Jokowi menambahkan bahaya ancaman radikalisme dan terorisme yang tidak saja terjadi di negara-negara Timur Tengah dan Barat, tetapi juga di Indonesia. Ia menyitir aksi terorisme di Bali tahun 2002 dan 2005, juga serangan di Jakarta pada tahun 2004 dan terakhir pada 2016 lalu.
"Dunia marah dan berduka melihat jatuhnya korban serangan terorisme di berbagai belahan dunia di Perancis, Belgia, Inggris, Australia dan lain-lain. Namun dunia seharusnya juga prihatin terhadap jatuhnya lebih banyak korban jiwa akibat konflik dan aksi terorisme di beberapa negara seperti Irak, Yaman, Suriah, Libya. Umat Islam adalah korban terbanyak dari konflik dan radikalisme terorisme," ujarnya.
Lebih lanjut Jokowi mengatakan sejarah mengajarkan bahwa kekuatan militer saja tidak akan mampu mengatasi terorisme, dan karenanya Indonesia meyakini pentingnya menyeimbangkan pendekatan itu dengan “soft-power” yaitu lewat pendekatan agama dan budaya. Ia mencontohkan upaya yang dilakukan Indonesia.
"Untuk program deradikalisasi, otoritas Indonesia melibatkan masyarakat, keluarga, termasuk keluarga mantan nara pidana terorisme yang sudah sadar; dan organisasi masyarakat. Kita juga melibatkan dua organisasi Islam terbesar di Indonesia, yaitu Muhammadiyah dan Nahdlatul Ulama untuk terus mensyiarkan Islam yang damai dan toleran. Sementara untuk kontra-radikalisasi, Indonesia merekrut netizen muda dengan follower banyak untuk menyebarkan pesan-pesan damai," jelasnya.

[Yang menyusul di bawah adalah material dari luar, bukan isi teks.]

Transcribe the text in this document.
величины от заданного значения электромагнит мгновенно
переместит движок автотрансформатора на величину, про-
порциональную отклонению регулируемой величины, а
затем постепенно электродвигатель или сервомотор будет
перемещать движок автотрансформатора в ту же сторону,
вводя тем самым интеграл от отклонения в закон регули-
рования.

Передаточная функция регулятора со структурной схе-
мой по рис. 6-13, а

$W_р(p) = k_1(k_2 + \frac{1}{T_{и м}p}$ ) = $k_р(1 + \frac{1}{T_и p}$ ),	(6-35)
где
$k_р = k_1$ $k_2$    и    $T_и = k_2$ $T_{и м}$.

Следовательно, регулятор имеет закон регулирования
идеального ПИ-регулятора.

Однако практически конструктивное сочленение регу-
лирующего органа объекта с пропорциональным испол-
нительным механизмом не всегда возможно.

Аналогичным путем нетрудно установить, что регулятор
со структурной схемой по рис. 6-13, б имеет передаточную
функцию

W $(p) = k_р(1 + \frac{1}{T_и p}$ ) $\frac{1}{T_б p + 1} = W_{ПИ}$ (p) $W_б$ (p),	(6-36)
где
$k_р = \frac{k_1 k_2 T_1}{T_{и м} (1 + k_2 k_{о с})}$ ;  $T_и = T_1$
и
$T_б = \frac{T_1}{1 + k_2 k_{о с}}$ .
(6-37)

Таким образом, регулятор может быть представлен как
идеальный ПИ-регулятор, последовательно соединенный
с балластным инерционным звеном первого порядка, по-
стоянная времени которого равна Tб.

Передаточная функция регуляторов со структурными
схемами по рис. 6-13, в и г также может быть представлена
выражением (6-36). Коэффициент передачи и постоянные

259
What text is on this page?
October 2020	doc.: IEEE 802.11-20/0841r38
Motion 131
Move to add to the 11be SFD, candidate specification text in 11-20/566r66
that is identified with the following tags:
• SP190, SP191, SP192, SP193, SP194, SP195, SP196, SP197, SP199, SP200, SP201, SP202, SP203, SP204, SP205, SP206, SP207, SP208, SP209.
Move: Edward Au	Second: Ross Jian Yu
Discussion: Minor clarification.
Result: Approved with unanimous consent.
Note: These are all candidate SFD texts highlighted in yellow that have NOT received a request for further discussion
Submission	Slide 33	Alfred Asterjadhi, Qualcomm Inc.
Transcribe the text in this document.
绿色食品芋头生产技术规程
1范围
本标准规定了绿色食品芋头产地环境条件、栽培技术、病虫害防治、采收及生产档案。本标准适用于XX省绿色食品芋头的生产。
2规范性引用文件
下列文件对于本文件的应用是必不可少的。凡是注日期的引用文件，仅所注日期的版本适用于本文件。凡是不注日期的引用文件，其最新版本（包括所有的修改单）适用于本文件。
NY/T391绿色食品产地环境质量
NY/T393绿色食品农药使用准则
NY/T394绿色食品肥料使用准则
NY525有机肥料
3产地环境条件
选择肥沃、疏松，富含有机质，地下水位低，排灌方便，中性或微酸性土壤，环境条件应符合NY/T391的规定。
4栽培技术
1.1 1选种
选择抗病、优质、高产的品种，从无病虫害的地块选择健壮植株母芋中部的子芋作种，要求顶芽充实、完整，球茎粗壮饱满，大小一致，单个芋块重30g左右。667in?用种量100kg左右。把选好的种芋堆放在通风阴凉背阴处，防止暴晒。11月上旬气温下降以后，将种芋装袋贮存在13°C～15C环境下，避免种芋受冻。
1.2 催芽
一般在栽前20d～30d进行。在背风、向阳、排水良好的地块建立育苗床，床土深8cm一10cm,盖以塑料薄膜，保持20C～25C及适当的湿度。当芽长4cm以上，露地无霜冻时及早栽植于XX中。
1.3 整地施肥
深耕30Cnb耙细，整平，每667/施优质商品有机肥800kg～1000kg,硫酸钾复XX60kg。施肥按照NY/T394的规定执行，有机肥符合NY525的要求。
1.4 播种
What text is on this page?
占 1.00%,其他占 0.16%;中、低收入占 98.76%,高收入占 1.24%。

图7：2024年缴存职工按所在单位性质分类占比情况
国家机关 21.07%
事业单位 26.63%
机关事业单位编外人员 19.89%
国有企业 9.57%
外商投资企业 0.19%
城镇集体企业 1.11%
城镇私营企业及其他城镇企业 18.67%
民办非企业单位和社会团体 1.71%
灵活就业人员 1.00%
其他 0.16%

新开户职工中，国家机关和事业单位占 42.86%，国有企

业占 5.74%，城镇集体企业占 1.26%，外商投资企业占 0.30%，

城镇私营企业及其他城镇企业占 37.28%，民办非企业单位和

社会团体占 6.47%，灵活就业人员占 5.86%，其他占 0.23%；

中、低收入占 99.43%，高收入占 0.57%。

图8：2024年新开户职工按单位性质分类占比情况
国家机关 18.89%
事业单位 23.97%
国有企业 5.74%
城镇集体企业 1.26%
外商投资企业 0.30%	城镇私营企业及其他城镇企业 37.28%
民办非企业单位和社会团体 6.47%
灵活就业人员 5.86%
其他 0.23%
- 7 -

Empat hal yang ditekankan Jokowi adalah soal pentingnya meningkatkan ukhuwah Islamiyah, peningkatan upaya memberantas terrorisme lewat pertukaran informasi dan penanganan apa yang disebutnya sebagai “foreign terrorist fighters," penyelesaian akar masalah terorisme lewat pemberdayaan ekonomi inklusif, dan memposisikan diri sebagai bagian dari solusi bukan bagian dari masalah.
Secara khusus ia juga menyorot upaya menghentikan sumber pendanaan teroris.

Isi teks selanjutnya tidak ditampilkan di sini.